Notre Père, cet assassin [2/2]

wtc1Par Nicolas Lebourg et Dominique Sistach

Dans les sociétés traditionnelles, la violence se manifeste abondamment sans que personne ne s’en inquiète outre mesure. Dans ce cadre, elle apparaît comme un mode de régulation des conflits. Elle se légitime par un modèle mythologique, lorsque Homère ou Chrétien de Troyes inventent une figure de l’ennemi comme un reflet de soi. Sont ici acceptés l’enjeu et les règles de la bataille, pour s’affronter selon un code où mourir compte moins que mourir selon les règles admises. Le conflit est esthétisé par une éthique du combat qui est fondamentalement aristocratique, avec le romantisme devient prométhéenne (« Race de Caïn, au ciel monte, Et sur la terre jette Dieu ! » enrage Baudelaire), avant qu’avec Nietzsche, elle ne mue en modèle politique. La figure de l’Ennemi polarise en conséquence la violence et les conditions de sa résolution par le droit – car, comme le relève Dumézil, Mars « n’est pas un dieu guerrier, mais un dieu juriste de la guerre ».Le XXe siècle voit surgir des formes inouïes de violence, favorisant la « brutalisation » des sociétés. La place de l’Etat totalitaire (trop faible ou trop fort selon les analystes) n’y est pas étrangère. Depuis une trentaine d’année, la violence apparaît dans le monde occidental comme totalement délégitimée. Avec la fin de la bipolarité Est-Ouest, celle des principes de division qu’apportaient les conflits de la société industrielle, la violence semble s’autonomiser, se séparer des thèmes qui lui sont intimement liés tels que conflits et crises. 

La disparition sans conflit armé de leur ennemi soviétique a pu laisser penser aux démocraties de marché qu’elles atteignaient la « fin de l’Histoire ». Revêche, cette dernière s’est réimposée à tous. Loin d’être une Mare Nostrum, la Méditerranée en serait-elle devenue une frontière ? Le contraste est saisissant entre ses rives. Au Sud, des sociétés où la question de la violence et du rapport à l’Ennemi désigné oblitère le développement de l’espace public. Au Nord, des sociétés où s’affirment la disparition de toute légitimité reconnue à la violence politique et l’hypertrophie de l’Etat pénal, où la guerre en ex-Yougoslavie fut d’abord perçue comme un anachronisme en une Europe qui serait si pacifiée qu’elle se voudrait sortie ad aeternam de l’histoire guerrière, où les reconnaissances institutionnelles des violences passées auraient seules valeur à réécrire un contrat social a minima, où des identitarismes se proclament des en-soi historiques et non comme des objets historiquements produits. La théodicée bannie, des sociétés segmentarisées paraissent désormais s’en remettre à une « cliodicée ». 

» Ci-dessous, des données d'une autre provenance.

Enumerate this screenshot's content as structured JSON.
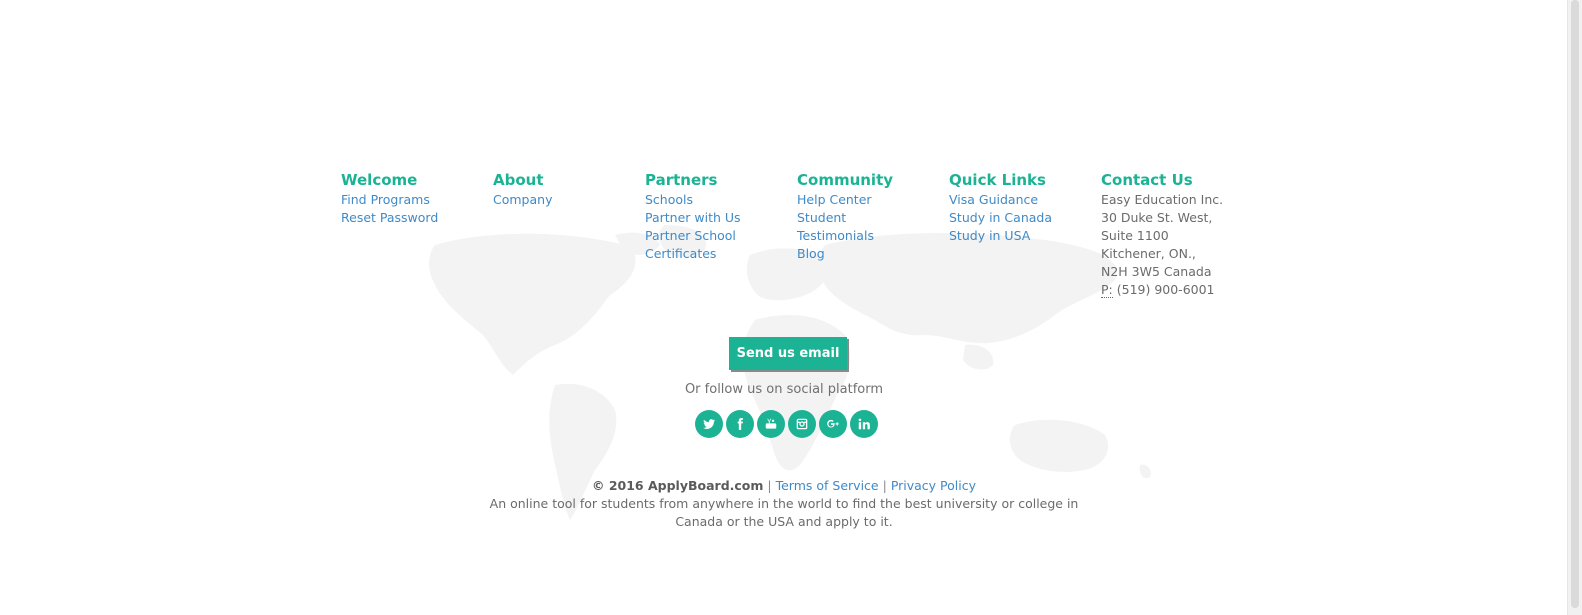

Doivent être dès lors perpétuellement clarifiés les champs sémantiques dans l’échelle des violences collectives (« répression », « terrorisme », « massacres », « discrimination », « ethnocide », « génocide », etc.) car en ce domaine, la confusion établie entre Droit et sciences humaines a entretenue ambiguïtés et polémiques (la polysémie et l’usage multiple du terme « génocide » en étant un exemple archétypal). Il s’agit d’atteindre une norme scientifiquement fondée et socialement intégrable des formes et fonds des phénomènes de conflits et violences – des thèmes qui incendient la société dans les « Trente Mémorieuses » (Jean-Pierre Rioux) et imposent en cela de rompre avec le « présentisme » (François Herzog). 

La représentation conflictuelle entraîne le déchaînement de la technique coercitive socialement légitimée. Désigner l’ennemi ne saurait se limiter dès lors à une dynamique altérophobe : c’est tout autant un processus d’autophilie, de célébration identitariste. Par-delà la question de la violence empirique sont mis en jeu les modalités de l’organisation sociale. Comme le souligne Hannah Arendt, avec Rousseau l’ennemi est placé en chaque citoyen – tandis qu’avec Robespierre il exige l’abandon d’une politique machiavélique au profit du règne terroriste de la Vertu.

Lorsque les sociétés mettent en critique le libéralisme et son modèle de régulation des conflits, les proportions de ces phénomènes changent d’échelle : la presse de Weimar fulmine contre « la paix d’anéantissement » avant que Carl Schmitt ne mette en exergue le « devoir d’anéantissement » de l’ennemi et qu’Hitler n’adopte la logique de la « guerre d’anéantissement ». 

En définitive, la désignation de la figure de l’Ennemi apparaît comme centrale pour structurer l’ordre des rapports sociaux (État et société, économie et politique, institutions et valeurs sur lesquelles elles se fondent).